Fonte: facebook
di Alfredo Morganti – 13 aprile 2015
Antonio Sciotto sul ‘Manifesto’ lo ha spiegato con poche ed efficaci parole: “Cosa sia questo ‘tesoretto’, e come sia saltato fuori, è presto detto: è equivalente allo 0,1% di deficit che il governo ha deciso di utilizzare, scegliendo di confermare per quest’anno il 2,6%, anche se avrebbe potuto – coerentemente con le previsioni del passato – tenersi sul 2,5%”. Il tesoretto è un deficit, insomma. I cui interessi non li paga Renzi, ma li pagano gli italiani (anzi l’Azienda Italia, come dicono i padroni). Scegliendo di confermare il 2,6% (visti i margini di flessibilità concessi dall’UE – ed ecco perché Renzi si batteva per quei margini), il Governo si è tenuto in tasca, nella propria disponibilità, un bel pezzo di deficit, lo ha chiamato ‘bonus’ e adesso è pronto a farci il regaletto. Che proprio un regaletto non è. Perché questo dono non è donato, ma acquistato con la finanziaria, e noi lo paghiamo a rate con gli interessi. Così, non solo non dovremmo dire grazie a nessuno, ma dobbiamo anche accingerci a pagare le cambiali. Ha ragione Renzi, non lo chiamate ‘tesoretto’, perché non lo è, chiamateli ‘buffi’, come si dice a Roma, ‘farfalle’, cambiali, debiti. Non è di certo un ‘dono’, perché dovrete pagarlo salatamente.
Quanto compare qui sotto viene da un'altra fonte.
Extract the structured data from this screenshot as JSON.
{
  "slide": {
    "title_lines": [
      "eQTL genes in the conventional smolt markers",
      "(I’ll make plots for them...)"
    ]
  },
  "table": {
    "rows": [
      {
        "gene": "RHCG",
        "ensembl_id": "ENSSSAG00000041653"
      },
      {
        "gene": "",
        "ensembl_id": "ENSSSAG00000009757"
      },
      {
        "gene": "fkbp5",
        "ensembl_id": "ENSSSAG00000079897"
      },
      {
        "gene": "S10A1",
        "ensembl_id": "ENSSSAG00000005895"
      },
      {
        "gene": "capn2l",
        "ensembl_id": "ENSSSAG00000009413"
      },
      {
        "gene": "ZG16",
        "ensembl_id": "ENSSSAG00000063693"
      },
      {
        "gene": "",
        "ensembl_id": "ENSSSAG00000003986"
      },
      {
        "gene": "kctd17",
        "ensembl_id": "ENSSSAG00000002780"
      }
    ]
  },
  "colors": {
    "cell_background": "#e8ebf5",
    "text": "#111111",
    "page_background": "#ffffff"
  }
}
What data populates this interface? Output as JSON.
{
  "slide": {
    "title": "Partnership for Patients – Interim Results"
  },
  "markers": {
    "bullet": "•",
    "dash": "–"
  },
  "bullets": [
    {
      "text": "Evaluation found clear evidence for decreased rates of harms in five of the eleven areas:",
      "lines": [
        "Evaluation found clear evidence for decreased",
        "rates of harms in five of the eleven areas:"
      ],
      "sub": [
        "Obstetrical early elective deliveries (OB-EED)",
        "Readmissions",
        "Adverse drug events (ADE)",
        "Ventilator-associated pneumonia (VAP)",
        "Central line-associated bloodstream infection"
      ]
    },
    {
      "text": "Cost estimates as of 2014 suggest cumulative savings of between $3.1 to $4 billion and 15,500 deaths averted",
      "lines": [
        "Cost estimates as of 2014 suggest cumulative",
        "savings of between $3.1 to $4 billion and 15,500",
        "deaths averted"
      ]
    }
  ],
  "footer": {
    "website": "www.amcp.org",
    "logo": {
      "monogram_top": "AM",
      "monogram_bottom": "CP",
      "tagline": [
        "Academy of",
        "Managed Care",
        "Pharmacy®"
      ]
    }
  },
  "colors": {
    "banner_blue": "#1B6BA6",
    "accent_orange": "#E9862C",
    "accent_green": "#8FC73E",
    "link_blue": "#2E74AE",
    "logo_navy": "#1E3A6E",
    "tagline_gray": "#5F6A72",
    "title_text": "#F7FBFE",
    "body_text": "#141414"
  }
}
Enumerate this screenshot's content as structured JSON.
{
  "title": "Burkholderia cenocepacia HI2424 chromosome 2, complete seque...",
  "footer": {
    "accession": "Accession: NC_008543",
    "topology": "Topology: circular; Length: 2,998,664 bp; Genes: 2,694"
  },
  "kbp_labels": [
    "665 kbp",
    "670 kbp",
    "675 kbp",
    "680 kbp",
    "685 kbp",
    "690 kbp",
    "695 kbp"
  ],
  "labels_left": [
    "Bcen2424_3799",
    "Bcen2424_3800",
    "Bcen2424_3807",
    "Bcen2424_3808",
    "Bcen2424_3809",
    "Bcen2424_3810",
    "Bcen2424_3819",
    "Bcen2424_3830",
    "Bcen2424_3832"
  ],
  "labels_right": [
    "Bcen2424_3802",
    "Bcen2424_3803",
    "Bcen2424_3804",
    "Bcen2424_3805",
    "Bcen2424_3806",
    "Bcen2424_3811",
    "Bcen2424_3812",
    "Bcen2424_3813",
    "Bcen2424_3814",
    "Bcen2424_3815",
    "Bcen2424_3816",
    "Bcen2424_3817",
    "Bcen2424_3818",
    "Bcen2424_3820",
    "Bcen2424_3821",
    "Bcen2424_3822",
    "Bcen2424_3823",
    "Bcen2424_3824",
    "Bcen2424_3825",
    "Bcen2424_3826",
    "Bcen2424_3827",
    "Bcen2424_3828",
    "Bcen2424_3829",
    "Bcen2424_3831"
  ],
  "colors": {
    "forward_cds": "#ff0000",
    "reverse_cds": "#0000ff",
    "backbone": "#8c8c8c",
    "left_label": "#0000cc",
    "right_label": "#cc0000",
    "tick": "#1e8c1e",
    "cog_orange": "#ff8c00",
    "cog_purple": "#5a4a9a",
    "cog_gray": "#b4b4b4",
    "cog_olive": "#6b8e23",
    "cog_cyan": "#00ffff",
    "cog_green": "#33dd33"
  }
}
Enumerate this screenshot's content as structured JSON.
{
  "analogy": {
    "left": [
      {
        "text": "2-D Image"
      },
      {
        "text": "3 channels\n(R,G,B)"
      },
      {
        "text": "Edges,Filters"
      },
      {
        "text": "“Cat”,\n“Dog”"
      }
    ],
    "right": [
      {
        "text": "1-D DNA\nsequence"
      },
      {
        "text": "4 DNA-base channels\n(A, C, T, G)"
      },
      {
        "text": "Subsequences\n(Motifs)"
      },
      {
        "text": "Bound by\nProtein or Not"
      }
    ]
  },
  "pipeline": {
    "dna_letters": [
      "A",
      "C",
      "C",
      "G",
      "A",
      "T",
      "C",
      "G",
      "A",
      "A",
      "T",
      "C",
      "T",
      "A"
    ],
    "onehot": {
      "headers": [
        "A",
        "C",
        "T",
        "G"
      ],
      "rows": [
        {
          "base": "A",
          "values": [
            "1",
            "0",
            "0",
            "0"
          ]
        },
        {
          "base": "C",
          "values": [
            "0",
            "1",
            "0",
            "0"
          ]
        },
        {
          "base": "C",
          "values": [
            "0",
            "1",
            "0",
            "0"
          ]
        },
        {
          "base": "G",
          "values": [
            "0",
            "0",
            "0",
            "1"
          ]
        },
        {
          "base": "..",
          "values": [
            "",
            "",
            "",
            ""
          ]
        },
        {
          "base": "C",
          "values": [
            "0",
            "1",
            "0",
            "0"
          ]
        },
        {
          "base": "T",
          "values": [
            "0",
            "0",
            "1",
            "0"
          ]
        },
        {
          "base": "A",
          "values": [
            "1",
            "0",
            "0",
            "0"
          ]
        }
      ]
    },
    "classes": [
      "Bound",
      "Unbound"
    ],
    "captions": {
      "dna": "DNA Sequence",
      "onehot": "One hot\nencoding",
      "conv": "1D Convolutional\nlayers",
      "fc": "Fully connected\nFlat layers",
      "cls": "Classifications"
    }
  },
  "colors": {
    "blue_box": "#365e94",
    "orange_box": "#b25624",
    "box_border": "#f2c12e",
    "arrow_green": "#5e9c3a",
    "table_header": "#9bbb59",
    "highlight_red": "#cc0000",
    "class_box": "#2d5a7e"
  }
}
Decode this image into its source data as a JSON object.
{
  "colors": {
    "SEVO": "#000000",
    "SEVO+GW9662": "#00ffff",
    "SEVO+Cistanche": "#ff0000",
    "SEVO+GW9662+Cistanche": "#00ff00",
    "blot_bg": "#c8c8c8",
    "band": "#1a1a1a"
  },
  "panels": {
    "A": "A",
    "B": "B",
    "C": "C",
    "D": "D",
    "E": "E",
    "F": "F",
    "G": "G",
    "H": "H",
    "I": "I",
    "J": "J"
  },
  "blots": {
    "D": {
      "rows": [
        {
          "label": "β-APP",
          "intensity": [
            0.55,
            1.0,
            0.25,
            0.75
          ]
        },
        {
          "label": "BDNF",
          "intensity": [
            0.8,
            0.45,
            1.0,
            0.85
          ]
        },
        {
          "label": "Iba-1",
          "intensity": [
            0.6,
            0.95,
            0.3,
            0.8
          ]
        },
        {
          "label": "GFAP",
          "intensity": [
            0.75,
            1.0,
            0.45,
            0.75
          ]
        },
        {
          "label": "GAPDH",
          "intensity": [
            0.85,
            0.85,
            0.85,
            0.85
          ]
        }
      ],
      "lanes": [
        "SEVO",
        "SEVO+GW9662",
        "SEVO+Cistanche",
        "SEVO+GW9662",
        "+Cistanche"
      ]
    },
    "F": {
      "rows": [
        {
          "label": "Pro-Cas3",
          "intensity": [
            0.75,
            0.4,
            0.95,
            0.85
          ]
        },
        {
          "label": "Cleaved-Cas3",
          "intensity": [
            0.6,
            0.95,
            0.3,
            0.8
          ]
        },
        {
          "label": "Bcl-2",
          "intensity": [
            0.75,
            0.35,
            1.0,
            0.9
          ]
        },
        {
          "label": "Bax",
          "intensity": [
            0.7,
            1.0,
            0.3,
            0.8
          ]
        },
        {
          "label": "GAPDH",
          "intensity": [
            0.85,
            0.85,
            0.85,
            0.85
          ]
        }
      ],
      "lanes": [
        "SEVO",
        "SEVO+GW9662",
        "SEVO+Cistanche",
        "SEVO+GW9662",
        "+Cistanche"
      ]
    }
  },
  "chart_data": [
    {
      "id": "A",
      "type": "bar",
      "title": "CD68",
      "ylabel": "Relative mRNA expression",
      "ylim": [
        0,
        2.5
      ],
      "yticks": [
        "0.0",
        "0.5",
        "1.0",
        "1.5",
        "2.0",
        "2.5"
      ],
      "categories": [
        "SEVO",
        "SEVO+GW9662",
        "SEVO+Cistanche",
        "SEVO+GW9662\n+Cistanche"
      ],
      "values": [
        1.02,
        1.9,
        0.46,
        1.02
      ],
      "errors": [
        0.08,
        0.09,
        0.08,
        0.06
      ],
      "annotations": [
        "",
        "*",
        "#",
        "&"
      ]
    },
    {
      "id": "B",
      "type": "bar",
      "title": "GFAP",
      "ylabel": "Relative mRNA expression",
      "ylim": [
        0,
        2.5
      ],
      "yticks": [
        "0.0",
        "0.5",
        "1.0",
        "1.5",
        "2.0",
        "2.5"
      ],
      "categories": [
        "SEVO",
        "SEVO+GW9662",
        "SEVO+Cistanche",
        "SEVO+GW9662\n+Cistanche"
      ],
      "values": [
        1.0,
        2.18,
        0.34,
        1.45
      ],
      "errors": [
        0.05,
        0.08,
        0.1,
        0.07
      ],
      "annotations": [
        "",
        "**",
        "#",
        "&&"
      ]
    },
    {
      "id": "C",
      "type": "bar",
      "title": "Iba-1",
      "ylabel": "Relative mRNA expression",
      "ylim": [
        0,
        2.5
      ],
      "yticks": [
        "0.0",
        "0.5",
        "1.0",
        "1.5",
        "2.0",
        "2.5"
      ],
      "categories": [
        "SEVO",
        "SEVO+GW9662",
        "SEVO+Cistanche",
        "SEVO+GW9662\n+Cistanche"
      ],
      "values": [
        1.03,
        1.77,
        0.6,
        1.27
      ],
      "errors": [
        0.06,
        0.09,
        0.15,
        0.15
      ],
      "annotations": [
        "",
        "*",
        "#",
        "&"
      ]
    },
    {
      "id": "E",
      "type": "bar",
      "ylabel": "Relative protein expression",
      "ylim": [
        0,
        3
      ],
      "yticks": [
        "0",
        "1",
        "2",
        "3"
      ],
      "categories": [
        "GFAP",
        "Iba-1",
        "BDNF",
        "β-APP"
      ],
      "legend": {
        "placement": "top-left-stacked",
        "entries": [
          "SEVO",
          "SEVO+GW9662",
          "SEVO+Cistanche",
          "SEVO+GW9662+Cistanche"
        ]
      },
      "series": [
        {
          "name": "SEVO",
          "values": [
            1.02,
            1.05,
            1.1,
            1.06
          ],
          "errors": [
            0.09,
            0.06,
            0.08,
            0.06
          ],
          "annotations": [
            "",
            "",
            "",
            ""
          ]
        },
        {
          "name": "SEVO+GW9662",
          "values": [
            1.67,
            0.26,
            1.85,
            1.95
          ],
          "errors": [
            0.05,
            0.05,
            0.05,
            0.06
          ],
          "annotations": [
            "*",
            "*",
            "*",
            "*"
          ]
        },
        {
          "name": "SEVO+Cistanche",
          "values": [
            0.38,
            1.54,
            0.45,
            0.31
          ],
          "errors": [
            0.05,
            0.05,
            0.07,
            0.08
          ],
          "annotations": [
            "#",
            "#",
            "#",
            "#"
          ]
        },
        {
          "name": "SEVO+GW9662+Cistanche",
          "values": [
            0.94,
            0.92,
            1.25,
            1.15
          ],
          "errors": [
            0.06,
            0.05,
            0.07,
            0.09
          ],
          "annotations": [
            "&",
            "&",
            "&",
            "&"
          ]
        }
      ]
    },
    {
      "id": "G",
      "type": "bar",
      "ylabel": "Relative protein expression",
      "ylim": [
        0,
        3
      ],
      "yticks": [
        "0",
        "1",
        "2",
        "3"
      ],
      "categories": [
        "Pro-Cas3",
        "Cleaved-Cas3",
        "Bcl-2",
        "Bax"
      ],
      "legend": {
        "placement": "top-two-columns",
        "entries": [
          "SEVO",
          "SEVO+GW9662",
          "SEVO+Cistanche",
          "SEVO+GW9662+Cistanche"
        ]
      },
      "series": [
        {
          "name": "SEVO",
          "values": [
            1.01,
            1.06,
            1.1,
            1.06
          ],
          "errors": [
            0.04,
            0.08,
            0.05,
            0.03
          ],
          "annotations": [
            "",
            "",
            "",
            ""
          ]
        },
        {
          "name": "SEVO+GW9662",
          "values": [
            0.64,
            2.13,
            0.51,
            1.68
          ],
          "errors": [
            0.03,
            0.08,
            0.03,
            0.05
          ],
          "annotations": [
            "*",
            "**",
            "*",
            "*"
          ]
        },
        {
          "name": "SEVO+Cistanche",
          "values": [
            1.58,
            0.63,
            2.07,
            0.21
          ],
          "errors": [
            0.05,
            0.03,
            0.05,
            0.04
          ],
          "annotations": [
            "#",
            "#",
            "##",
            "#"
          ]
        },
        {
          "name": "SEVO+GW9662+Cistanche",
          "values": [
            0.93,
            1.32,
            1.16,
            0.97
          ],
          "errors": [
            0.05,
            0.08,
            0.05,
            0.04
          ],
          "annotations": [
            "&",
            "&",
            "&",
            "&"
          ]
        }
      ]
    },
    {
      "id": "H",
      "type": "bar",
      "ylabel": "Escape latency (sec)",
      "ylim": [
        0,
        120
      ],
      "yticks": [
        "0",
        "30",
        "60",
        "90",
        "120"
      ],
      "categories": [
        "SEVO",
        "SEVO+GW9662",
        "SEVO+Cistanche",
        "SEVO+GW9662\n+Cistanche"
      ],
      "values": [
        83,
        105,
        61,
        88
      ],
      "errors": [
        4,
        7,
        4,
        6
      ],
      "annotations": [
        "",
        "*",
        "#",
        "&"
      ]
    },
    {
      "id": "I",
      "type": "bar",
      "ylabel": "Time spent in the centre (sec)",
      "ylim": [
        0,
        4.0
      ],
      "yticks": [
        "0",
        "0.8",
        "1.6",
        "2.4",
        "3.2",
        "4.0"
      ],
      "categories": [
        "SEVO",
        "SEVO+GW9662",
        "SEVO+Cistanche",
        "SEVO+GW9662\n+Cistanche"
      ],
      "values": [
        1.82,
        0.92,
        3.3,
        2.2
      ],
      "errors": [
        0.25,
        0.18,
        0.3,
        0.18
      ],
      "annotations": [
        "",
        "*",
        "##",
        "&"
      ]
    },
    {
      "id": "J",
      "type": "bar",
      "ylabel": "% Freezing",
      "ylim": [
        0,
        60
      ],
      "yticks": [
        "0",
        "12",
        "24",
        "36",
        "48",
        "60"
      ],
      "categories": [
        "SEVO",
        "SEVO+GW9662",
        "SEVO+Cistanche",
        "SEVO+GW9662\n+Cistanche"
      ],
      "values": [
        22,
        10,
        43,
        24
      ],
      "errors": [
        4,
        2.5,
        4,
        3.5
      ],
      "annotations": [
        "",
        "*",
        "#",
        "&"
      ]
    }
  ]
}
Peraltro, siamo così a ridosso delle elezioni regionali che il bonus è chiaramente un ‘incentivo’ elettorale. Siccome, però, siamo pure un po’ in anticipo (le scadenze del DEF purtroppo non sembrano collimare con le prossime campagne), si deve attendere tanticchia, fare melina, creare suspense, tenere caldo il metallo da battere. Intanto sale la febbre e tutti sembrano partecipare al ‘giochino’ del bonus al popolo con proposte bizzarre o meno. Al di là di ciò, sembra altresì evidente che il finanziamento pubblico non è stato affatto abolito, o meglio ha appena cambiato natura: non va ai partiti, né come rimborso elettorale. È diventato un’arma in più per il governo, che crea dal nulla (anzi dal deficit) dei bonus elettorali ad hoc e li lancia al popolo, come fossero delle scarpe destre (in attesa che il risultato favorevole liberi il successivo lancio delle scarpe sinistre). Perché, si sa, al popolo bisogna lanciare caramelle dai balconi, certo caramelle molto costose, che pagheranno i popolani dopo, ma poco importa. È la stessa filosofia di Petrolini che impersona Nerone, in fondo. Roma brucia e lui blandisce il popolo dal balcone, ma intanto si rivolge ai suoi e spiega: “il popolo è ignorante… vo’ li quatrini…”.